Des études récentes chez l'homme ont montré que fumer de la marijuana enrichie en CBD n'entraînait pas de déficits causés par un cannabis pauvre en CBD. De plus, les utilisateurs de cannabis riche en CBD ont une mémoire de reconnaissance mieux préservée que les utilisateurs de cannabis pauvre en CBD (Morgan et al., 2010 ; 2012). Cependant, les conclusions basées uniquement sur des études sur les fumeurs de cannabis actuels sont intrinsèquement limitées par la possibilité que les caractéristiques des personnes qui préfèrent le cannabis riche en CBD puissent différer de celles des personnes qui préfèrent le cannabis pauvre en CBD. La vérification expérimentale chez des primates non humains que le CBD peut s'opposer aux effets cognitifs altérants du THC est présentée dans ce numéro de la revue (Wright et al., 2013).

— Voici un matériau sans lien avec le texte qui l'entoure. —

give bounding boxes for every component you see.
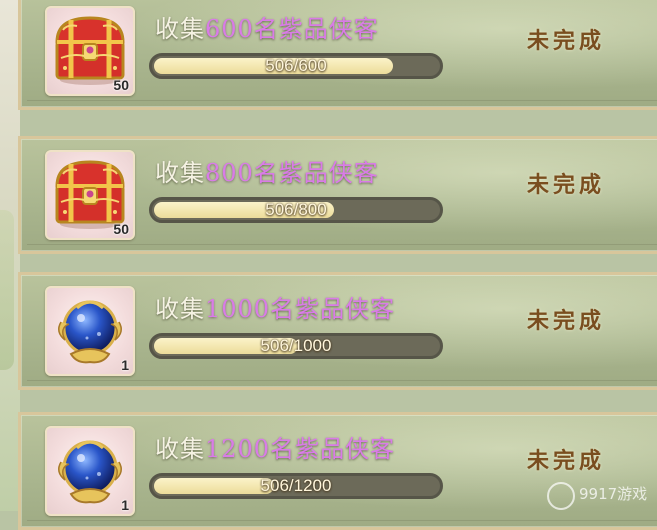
- status-label: 未完成: [527, 28, 606, 54]
- reward-quantity: 50: [113, 221, 129, 237]
- achievement-row[interactable]: 50 收集600名紫品侠客 506/600 未完成: [18, 0, 657, 110]
- progress-bar: 506/600: [149, 53, 443, 79]
- reward-item-slot[interactable]: 50: [45, 150, 135, 240]
- task-title-number: 1200: [205, 435, 271, 463]
- task-title-prefix: 收集: [155, 159, 205, 187]
- task-title-suffix: 名紫品侠客: [253, 159, 379, 187]
- watermark-logo-icon: [547, 482, 575, 510]
- progress-text: 506/1000: [260, 336, 332, 355]
- task-title-prefix: 收集: [155, 15, 205, 43]
- achievement-row[interactable]: 1 收集1000名紫品侠客 506/1000 未完成: [18, 272, 657, 390]
- reward-item-slot[interactable]: 1: [45, 286, 135, 376]
- watermark: 9917游戏: [543, 477, 653, 511]
- reward-quantity: 1: [121, 357, 129, 373]
- task-title-suffix: 名紫品侠客: [270, 295, 396, 323]
- progress-text: 506/1200: [260, 476, 332, 495]
- progress-bar: 506/800: [149, 197, 443, 223]
- task-title: 收集800名紫品侠客: [155, 153, 379, 188]
- task-title-suffix: 名紫品侠客: [253, 15, 379, 43]
- status-label: 未完成: [527, 308, 606, 334]
- task-title: 收集1200名紫品侠客: [155, 429, 395, 464]
- reward-quantity: 50: [113, 77, 129, 93]
- reward-item-slot[interactable]: 50: [45, 6, 135, 96]
- status-label: 未完成: [527, 448, 606, 474]
- task-title-prefix: 收集: [155, 435, 205, 463]
- progress-bar: 506/1200: [149, 473, 443, 499]
- task-title: 收集1000名紫品侠客: [155, 289, 395, 324]
- task-title-prefix: 收集: [155, 295, 205, 323]
- progress-text: 506/600: [265, 56, 327, 75]
- achievement-row[interactable]: 1 收集1200名紫品侠客 506/1200 未完成: [18, 412, 657, 530]
- achievement-row[interactable]: 50 收集800名紫品侠客 506/800 未完成: [18, 136, 657, 254]
- status-label: 未完成: [527, 172, 606, 198]
- task-title-number: 600: [205, 15, 254, 43]
- task-title-number: 800: [205, 159, 254, 187]
- progress-text: 506/800: [265, 200, 327, 219]
- task-title: 收集600名紫品侠客: [155, 9, 379, 44]
- task-title-number: 1000: [205, 295, 271, 323]
- task-title-suffix: 名紫品侠客: [270, 435, 396, 463]
- progress-bar: 506/1000: [149, 333, 443, 359]
- watermark-text: 9917游戏: [579, 485, 648, 503]
- reward-item-slot[interactable]: 1: [45, 426, 135, 516]
- background-edge: [0, 0, 20, 511]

Taffe (2012) a déjà montré que chez les singes, le THC altère la mémoire de travail spatiale, ce qui est cohérent avec les recherches sur les rongeurs montrant que la mémoire de travail spatiale (à court terme) est beaucoup plus vulnérable aux perturbations par le THC que la mémoire de référence (à long terme) (Mechoulam et Parker, 2013). Dans le présent article, le même groupe présente des preuves directes que le CBD peut s'opposer aux effets cognitifs altérants du THC dans la tâche associée visuo-spatiale qui implique à la fois la mémoire de travail spatiale et la reconnaissance de formes.

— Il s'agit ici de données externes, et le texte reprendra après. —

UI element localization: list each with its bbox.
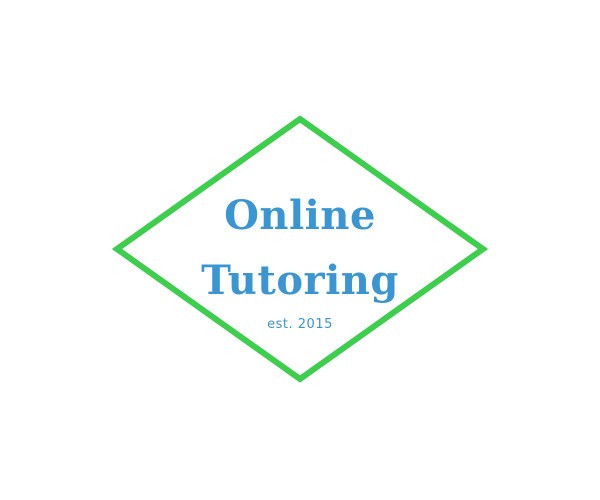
logo-tagline: est. 2015 <box>267 317 333 332</box>
diamond-frame <box>111 115 489 383</box>
diamond-frame-icon <box>111 115 489 383</box>
logo-title-line-2: Tutoring <box>201 257 399 304</box>
logo-title-line-1: Online <box>224 192 376 239</box>
logo-canvas: Online Tutoring est. 2015 <box>0 0 600 500</box>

Bien que le CBD n'ait pas inversé les effets altérant la mémoire du THC dans une tâche de mémoire spatiale non associative, la tâche de recherche spatiale auto-ordonnée, l'effet du THC n'a pas augmenté avec la difficulté de la tâche, suggérant un effet sensorimoteur plutôt que mnémotechnique du THC sur cette tâche. Dans une tâche d'apprentissage opérant conçue pour évaluer la persistance de la motivation à répondre, la tâche à ratio progressif, le CBD n'a pas inversé l'altération produite par le THC.

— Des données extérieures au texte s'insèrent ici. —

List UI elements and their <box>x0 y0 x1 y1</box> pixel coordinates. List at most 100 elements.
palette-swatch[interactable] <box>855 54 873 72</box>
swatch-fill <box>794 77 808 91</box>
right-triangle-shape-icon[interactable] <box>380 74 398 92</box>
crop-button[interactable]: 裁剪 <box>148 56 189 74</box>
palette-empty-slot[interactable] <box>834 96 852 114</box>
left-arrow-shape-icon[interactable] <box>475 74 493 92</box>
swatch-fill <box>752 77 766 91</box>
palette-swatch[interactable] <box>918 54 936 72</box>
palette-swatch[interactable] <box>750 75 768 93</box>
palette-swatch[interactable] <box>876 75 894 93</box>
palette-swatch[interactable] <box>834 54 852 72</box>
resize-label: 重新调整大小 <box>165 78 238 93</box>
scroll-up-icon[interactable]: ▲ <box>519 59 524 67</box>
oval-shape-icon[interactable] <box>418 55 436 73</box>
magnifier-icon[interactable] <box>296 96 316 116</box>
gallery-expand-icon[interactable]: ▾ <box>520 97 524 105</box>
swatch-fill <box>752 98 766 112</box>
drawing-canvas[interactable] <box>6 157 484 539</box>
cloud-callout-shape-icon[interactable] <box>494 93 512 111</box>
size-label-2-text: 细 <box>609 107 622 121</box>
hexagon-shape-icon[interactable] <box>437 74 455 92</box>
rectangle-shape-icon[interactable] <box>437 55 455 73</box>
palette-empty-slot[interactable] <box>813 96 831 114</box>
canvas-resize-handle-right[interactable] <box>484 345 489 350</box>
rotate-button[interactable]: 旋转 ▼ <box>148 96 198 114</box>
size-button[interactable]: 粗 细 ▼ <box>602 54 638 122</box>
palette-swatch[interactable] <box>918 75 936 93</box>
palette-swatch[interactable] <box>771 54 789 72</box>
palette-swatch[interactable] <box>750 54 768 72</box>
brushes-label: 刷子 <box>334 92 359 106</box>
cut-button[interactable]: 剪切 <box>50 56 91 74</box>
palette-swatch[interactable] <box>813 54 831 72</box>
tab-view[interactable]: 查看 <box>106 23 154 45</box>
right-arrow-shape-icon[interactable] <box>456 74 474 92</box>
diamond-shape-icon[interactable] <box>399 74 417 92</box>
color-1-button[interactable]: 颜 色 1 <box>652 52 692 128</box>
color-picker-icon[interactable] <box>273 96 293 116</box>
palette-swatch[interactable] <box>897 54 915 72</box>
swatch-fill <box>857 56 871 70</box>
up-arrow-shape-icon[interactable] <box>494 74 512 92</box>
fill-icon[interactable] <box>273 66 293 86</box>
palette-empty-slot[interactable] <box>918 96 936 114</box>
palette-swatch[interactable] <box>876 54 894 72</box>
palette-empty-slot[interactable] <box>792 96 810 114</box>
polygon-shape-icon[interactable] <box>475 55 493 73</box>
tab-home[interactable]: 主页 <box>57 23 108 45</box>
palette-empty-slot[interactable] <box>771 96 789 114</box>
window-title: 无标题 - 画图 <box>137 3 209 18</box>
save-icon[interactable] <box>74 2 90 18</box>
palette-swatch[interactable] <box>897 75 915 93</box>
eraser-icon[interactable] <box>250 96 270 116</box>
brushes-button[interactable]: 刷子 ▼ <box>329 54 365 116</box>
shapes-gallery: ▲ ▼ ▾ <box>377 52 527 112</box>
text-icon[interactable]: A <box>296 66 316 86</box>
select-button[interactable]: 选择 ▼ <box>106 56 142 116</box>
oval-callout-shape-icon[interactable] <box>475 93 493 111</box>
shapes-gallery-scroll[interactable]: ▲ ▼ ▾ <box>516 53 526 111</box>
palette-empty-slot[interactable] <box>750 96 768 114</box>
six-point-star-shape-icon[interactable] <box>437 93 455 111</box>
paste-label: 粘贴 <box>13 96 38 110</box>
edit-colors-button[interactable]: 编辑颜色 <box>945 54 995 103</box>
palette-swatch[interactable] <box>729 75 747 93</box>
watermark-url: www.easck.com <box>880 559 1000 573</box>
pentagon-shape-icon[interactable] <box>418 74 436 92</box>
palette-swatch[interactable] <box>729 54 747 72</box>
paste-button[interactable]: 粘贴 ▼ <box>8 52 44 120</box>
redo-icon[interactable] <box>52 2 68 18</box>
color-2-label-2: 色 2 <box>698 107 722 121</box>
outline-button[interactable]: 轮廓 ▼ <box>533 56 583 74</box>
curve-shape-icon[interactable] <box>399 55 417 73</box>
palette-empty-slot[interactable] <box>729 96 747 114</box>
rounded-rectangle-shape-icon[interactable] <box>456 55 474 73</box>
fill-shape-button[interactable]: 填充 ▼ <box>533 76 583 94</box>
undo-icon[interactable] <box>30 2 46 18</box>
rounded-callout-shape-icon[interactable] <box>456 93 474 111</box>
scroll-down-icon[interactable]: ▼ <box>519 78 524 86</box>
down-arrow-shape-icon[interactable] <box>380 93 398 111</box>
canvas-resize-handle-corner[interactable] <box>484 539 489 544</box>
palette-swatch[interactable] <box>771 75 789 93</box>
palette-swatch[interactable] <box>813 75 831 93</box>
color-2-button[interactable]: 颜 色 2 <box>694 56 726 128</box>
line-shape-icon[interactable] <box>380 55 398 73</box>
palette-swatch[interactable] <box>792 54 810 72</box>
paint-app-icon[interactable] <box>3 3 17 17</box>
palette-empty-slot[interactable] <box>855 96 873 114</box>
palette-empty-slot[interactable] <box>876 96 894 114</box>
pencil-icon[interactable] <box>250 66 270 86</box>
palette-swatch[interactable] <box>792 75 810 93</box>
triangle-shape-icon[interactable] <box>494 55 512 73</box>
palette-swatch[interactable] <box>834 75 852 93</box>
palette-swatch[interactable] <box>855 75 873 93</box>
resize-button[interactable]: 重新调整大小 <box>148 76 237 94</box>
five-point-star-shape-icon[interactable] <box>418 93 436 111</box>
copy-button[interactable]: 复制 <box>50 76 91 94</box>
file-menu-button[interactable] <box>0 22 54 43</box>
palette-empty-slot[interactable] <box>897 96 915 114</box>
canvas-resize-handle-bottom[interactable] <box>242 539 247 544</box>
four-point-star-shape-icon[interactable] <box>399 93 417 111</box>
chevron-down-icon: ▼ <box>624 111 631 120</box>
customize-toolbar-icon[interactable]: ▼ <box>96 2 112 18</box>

Ensemble, ces résultats suggèrent que le CBD protège contre les déficits mnémoniques, et non les déficits motivationnels, produits par le THC. Fait intéressant, le CBD protégeait également contre les déficiences motrices produites par le THC dans une tâche nécessitant de l'ambidextrie, mais pas dans une tâche motrice unimanuelle. En résumé, le CBD s'oppose à certaines, mais pas à toutes, formes de perturbation du comportement et de la mémoire par le THC.

L'inversion par le CBD de certains des effets indésirables produits par le THC pur ou par le cannabis avec de faibles niveaux de CBD et des niveaux élevés de THC, comme l'ont montré plusieurs chercheurs et maintenant par le groupe Scripps, renforce l'idée que le cannabis médicinal contenant des niveaux raisonnablement élevés du CBD est une meilleure drogue que le cannabis avec de faibles niveaux de CBD ou de THC pur seul.

Raisons pour lesquelles le CBD(incluant du THC) légal en France est limité à un de THC maximum de 0,2% afin d'éviter les effets psychotique, et de ne garder que les bienfaits thérapeutiques apporté par le CBD.